The good news is that God, during the course of the world and human events has revealed Himself and His nature to us. His Son, was born through Mary and lived among us. Without sin He became one like us. Because of the message He preached, "Love God with your whole heart, mind and strength, and love your neighbor as you love yourself out of love for God," He was killed by envious men. Through His sacrifice of God's Son (the Lamb of God) for mankind, God repaid humanity's debt to Himself caused by the original sin of our first parents. This freed us, His adopted sons and daughters, from the debt of slavery to sin we inherited because of their rebellion.
Jesus Christ rose from the dead, and assured His Apostles, upon whom He established His Church and its sacraments, that they, and their successors, the universal bishops, under the leadership of the Pope guided by the Holy Spirit, could not err when teaching on matters of faith and morals.

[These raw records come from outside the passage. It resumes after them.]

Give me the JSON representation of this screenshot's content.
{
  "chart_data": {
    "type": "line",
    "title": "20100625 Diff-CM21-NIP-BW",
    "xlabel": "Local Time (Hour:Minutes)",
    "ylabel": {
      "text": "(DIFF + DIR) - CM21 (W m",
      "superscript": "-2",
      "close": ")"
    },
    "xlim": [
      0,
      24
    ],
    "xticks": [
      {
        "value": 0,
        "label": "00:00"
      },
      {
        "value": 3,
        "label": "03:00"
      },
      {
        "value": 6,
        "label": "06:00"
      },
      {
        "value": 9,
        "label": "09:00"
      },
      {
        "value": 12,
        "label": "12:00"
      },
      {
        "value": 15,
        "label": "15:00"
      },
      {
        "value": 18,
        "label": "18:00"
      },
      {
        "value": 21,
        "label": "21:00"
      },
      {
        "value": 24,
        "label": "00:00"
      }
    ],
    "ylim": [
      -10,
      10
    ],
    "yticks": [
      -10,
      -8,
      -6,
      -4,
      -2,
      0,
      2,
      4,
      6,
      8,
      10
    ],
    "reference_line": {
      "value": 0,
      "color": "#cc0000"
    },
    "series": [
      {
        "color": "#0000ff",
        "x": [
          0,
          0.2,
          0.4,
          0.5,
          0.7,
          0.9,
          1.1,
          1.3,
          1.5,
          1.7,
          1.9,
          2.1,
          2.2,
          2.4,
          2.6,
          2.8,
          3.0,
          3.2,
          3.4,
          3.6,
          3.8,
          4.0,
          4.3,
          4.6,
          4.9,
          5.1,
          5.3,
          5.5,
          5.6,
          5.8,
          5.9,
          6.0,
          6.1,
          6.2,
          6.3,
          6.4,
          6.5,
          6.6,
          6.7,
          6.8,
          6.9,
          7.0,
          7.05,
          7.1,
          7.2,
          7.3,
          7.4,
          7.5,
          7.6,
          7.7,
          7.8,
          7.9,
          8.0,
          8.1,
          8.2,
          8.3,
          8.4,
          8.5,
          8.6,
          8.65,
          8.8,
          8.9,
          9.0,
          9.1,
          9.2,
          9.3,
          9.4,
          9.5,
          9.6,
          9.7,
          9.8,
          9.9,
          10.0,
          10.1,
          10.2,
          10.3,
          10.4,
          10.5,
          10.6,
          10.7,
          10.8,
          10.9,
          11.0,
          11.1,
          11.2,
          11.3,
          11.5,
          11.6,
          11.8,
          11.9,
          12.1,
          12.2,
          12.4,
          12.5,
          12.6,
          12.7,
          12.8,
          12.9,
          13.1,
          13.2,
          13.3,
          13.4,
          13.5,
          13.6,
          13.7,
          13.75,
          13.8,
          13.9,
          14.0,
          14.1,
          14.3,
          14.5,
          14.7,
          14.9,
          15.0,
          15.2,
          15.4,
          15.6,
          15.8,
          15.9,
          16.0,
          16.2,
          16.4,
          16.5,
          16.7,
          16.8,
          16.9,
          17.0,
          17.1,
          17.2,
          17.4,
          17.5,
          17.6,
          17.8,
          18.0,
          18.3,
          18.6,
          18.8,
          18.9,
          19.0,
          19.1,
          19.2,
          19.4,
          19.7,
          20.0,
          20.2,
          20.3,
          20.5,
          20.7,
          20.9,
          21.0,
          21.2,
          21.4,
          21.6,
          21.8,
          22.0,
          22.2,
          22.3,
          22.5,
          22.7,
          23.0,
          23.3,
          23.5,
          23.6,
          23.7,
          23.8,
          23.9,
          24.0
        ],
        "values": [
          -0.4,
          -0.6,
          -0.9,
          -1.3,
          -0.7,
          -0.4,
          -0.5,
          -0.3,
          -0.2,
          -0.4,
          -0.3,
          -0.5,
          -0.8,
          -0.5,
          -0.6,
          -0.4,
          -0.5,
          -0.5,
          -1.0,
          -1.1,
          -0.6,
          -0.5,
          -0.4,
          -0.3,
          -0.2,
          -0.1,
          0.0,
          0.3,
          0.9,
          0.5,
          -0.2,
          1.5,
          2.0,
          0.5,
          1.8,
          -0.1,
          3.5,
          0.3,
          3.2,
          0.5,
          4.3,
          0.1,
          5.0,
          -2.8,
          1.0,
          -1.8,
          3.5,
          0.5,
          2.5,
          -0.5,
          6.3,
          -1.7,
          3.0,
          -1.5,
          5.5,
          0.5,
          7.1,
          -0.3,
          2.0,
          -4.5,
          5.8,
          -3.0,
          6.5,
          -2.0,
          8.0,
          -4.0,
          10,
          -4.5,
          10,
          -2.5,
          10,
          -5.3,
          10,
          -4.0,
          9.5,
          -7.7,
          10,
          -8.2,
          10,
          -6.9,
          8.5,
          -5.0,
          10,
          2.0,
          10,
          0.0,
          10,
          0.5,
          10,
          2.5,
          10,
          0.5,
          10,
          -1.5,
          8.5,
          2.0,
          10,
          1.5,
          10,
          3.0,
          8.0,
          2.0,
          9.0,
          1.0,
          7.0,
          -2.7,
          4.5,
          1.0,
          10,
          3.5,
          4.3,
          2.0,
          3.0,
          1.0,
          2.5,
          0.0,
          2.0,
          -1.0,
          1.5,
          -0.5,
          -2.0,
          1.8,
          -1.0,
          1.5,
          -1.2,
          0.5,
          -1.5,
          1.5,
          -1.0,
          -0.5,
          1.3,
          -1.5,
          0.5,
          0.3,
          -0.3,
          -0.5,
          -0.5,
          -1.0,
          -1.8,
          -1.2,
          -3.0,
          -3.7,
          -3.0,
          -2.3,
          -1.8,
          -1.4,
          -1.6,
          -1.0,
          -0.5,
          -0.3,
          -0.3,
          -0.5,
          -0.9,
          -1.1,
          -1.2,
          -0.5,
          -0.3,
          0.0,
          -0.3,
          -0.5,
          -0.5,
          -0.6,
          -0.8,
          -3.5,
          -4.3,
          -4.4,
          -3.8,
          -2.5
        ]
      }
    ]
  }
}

What is a person to do when he realizes that God has accomplished this for him individually and personally? A common response is to join with Christ's Church in worshipping, praising, thanking and petitioning God through the Mass (the highest form of homage for it is the act of renewal of God's covenant with man). During the Mass, our ordinary gifts of bread and wine are changed into the very Body and Blood of Jesus Christ and received by the faithful).
The awesome gift of God's giving of Himself, should inspire feelings of respect, love, thanks, worship and praise of God, His Son, His Mother and the saints in heaven. Because of these feelings we find guidance, consolation and strength during the particular difficulties we experience in life. There are many public and private acts of worship and petitions called devotions which help us in our difficult times.

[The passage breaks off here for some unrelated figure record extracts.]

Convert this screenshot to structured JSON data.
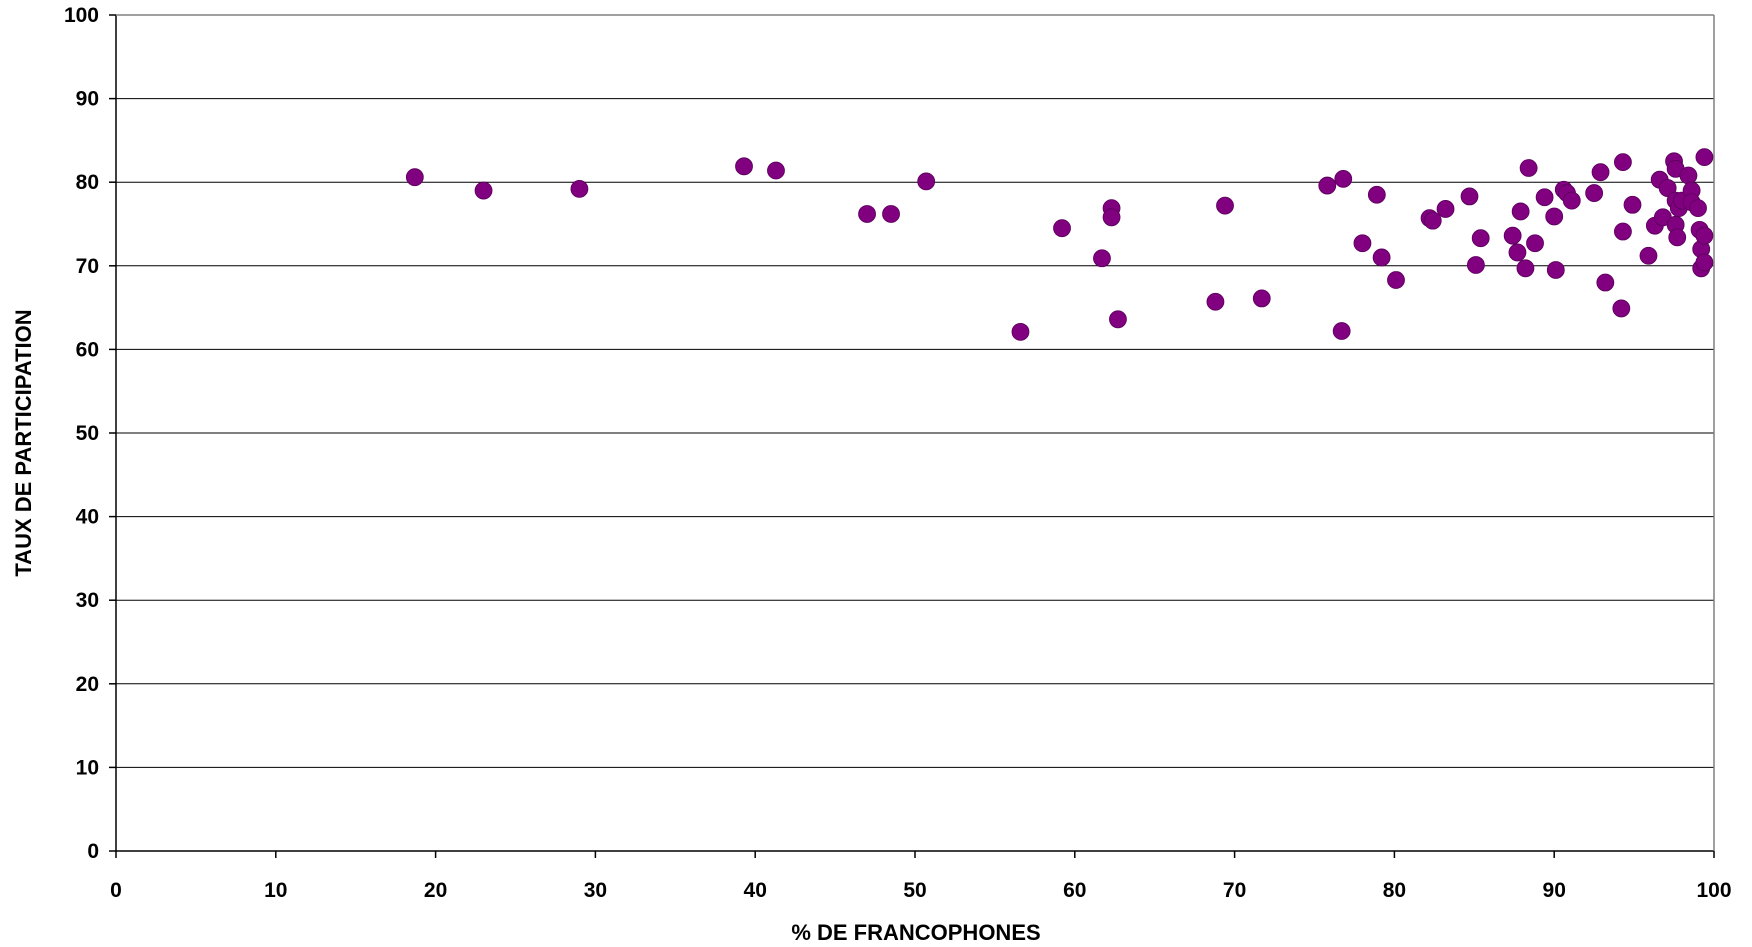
{
  "chart_data": {
    "type": "scatter",
    "xlabel": "% DE FRANCOPHONES",
    "ylabel": "TAUX DE PARTICIPATION",
    "xlim": [
      0,
      100
    ],
    "ylim": [
      0,
      100
    ],
    "x_ticks": [
      "0",
      "10",
      "20",
      "30",
      "40",
      "50",
      "60",
      "70",
      "80",
      "90",
      "100"
    ],
    "y_ticks": [
      "0",
      "10",
      "20",
      "30",
      "40",
      "50",
      "60",
      "70",
      "80",
      "90",
      "100"
    ],
    "grid": "horizontal",
    "legend": "none",
    "marker_color": "#800080",
    "points": [
      {
        "x": 18.7,
        "y": 80.6
      },
      {
        "x": 23.0,
        "y": 79.0
      },
      {
        "x": 29.0,
        "y": 79.2
      },
      {
        "x": 39.3,
        "y": 81.9
      },
      {
        "x": 41.3,
        "y": 81.4
      },
      {
        "x": 47.0,
        "y": 76.2
      },
      {
        "x": 48.5,
        "y": 76.2
      },
      {
        "x": 50.7,
        "y": 80.1
      },
      {
        "x": 56.6,
        "y": 62.1
      },
      {
        "x": 59.2,
        "y": 74.5
      },
      {
        "x": 61.7,
        "y": 70.9
      },
      {
        "x": 62.3,
        "y": 76.9
      },
      {
        "x": 62.3,
        "y": 75.8
      },
      {
        "x": 62.7,
        "y": 63.6
      },
      {
        "x": 68.8,
        "y": 65.7
      },
      {
        "x": 69.4,
        "y": 77.2
      },
      {
        "x": 71.7,
        "y": 66.1
      },
      {
        "x": 75.8,
        "y": 79.6
      },
      {
        "x": 76.8,
        "y": 80.4
      },
      {
        "x": 76.7,
        "y": 62.2
      },
      {
        "x": 78.0,
        "y": 72.7
      },
      {
        "x": 78.9,
        "y": 78.5
      },
      {
        "x": 79.2,
        "y": 71.0
      },
      {
        "x": 80.1,
        "y": 68.3
      },
      {
        "x": 82.2,
        "y": 75.7
      },
      {
        "x": 82.4,
        "y": 75.4
      },
      {
        "x": 83.2,
        "y": 76.8
      },
      {
        "x": 84.7,
        "y": 78.3
      },
      {
        "x": 85.1,
        "y": 70.1
      },
      {
        "x": 85.4,
        "y": 73.3
      },
      {
        "x": 87.4,
        "y": 73.6
      },
      {
        "x": 87.7,
        "y": 71.6
      },
      {
        "x": 87.9,
        "y": 76.5
      },
      {
        "x": 88.2,
        "y": 69.7
      },
      {
        "x": 88.4,
        "y": 81.7
      },
      {
        "x": 88.8,
        "y": 72.7
      },
      {
        "x": 89.4,
        "y": 78.2
      },
      {
        "x": 90.0,
        "y": 75.9
      },
      {
        "x": 90.1,
        "y": 69.5
      },
      {
        "x": 90.6,
        "y": 79.1
      },
      {
        "x": 90.8,
        "y": 78.7
      },
      {
        "x": 91.1,
        "y": 77.8
      },
      {
        "x": 92.5,
        "y": 78.7
      },
      {
        "x": 92.9,
        "y": 81.2
      },
      {
        "x": 93.2,
        "y": 68.0
      },
      {
        "x": 94.2,
        "y": 64.9
      },
      {
        "x": 94.3,
        "y": 82.4
      },
      {
        "x": 94.3,
        "y": 74.1
      },
      {
        "x": 94.9,
        "y": 77.3
      },
      {
        "x": 95.9,
        "y": 71.2
      },
      {
        "x": 96.3,
        "y": 74.8
      },
      {
        "x": 96.6,
        "y": 80.3
      },
      {
        "x": 96.8,
        "y": 75.8
      },
      {
        "x": 97.1,
        "y": 79.3
      },
      {
        "x": 97.5,
        "y": 82.5
      },
      {
        "x": 97.6,
        "y": 81.6
      },
      {
        "x": 97.6,
        "y": 77.8
      },
      {
        "x": 97.6,
        "y": 74.9
      },
      {
        "x": 97.7,
        "y": 73.4
      },
      {
        "x": 97.8,
        "y": 76.9
      },
      {
        "x": 98.0,
        "y": 77.8
      },
      {
        "x": 98.4,
        "y": 80.8
      },
      {
        "x": 98.6,
        "y": 79.0
      },
      {
        "x": 98.6,
        "y": 77.6
      },
      {
        "x": 99.0,
        "y": 76.9
      },
      {
        "x": 99.1,
        "y": 74.3
      },
      {
        "x": 99.2,
        "y": 72.0
      },
      {
        "x": 99.2,
        "y": 69.7
      },
      {
        "x": 99.4,
        "y": 73.6
      },
      {
        "x": 99.4,
        "y": 70.4
      },
      {
        "x": 99.4,
        "y": 83.0
      }
    ]
  }
}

The word "devotion" identifies a feeling actualized in an expression of love and loyalty, as a thought, a glance, a smile, a word, a gesture such as the Sign of the Cross, a bow or genuflection before the Blessed Sacrament, a prayer or a song. Devotions may be expressed in private or public and may include other persons. It is natural that prayers or acts of devotion become a part of our lives and repeated often, sometimes over an extended period of time. Of course, the expression of love knows no bounds!
The novena is a form of devotion. It is part of the Church's tradition to recognize the practice of saying novena prayers. Some novenas contain prayers to be recited over a period of several days to end on a special church day or saint's feast day. Nine day novenas may be traced from the early Greek and Roman customs of mourning the loss of a loved one for nine days following their death. Christians, familiar with this custom, recall the nine months Jesus spent in the womb of His mother Mary before His birth, or the nine days the apostles spent in prayer after Christ's resurrection before the Holy Spirit descended upon them and Mary at Pentecost. The number nine points toward the number ten symbolizing the completeness of God.
There are also seven day novenas, the number seven symbolically referring to a period of time during which things reach completion. Some of these novenas may culminate on a church or saint's feast day. Other novenas may be motivated by feelings of love and dependence upon God. A number of novenas have been approved by the Church, the most important of which is the novena before the Feast of Pentecost. Some novenas are commonly said during certain months when particularly important feasts are celebrated.
Keep in mind that while devotions contain certain degrees of merit in themselves, the Church's official liturgical worship of God through the Mass is of infinitely more merit and value for those who participate devoutly.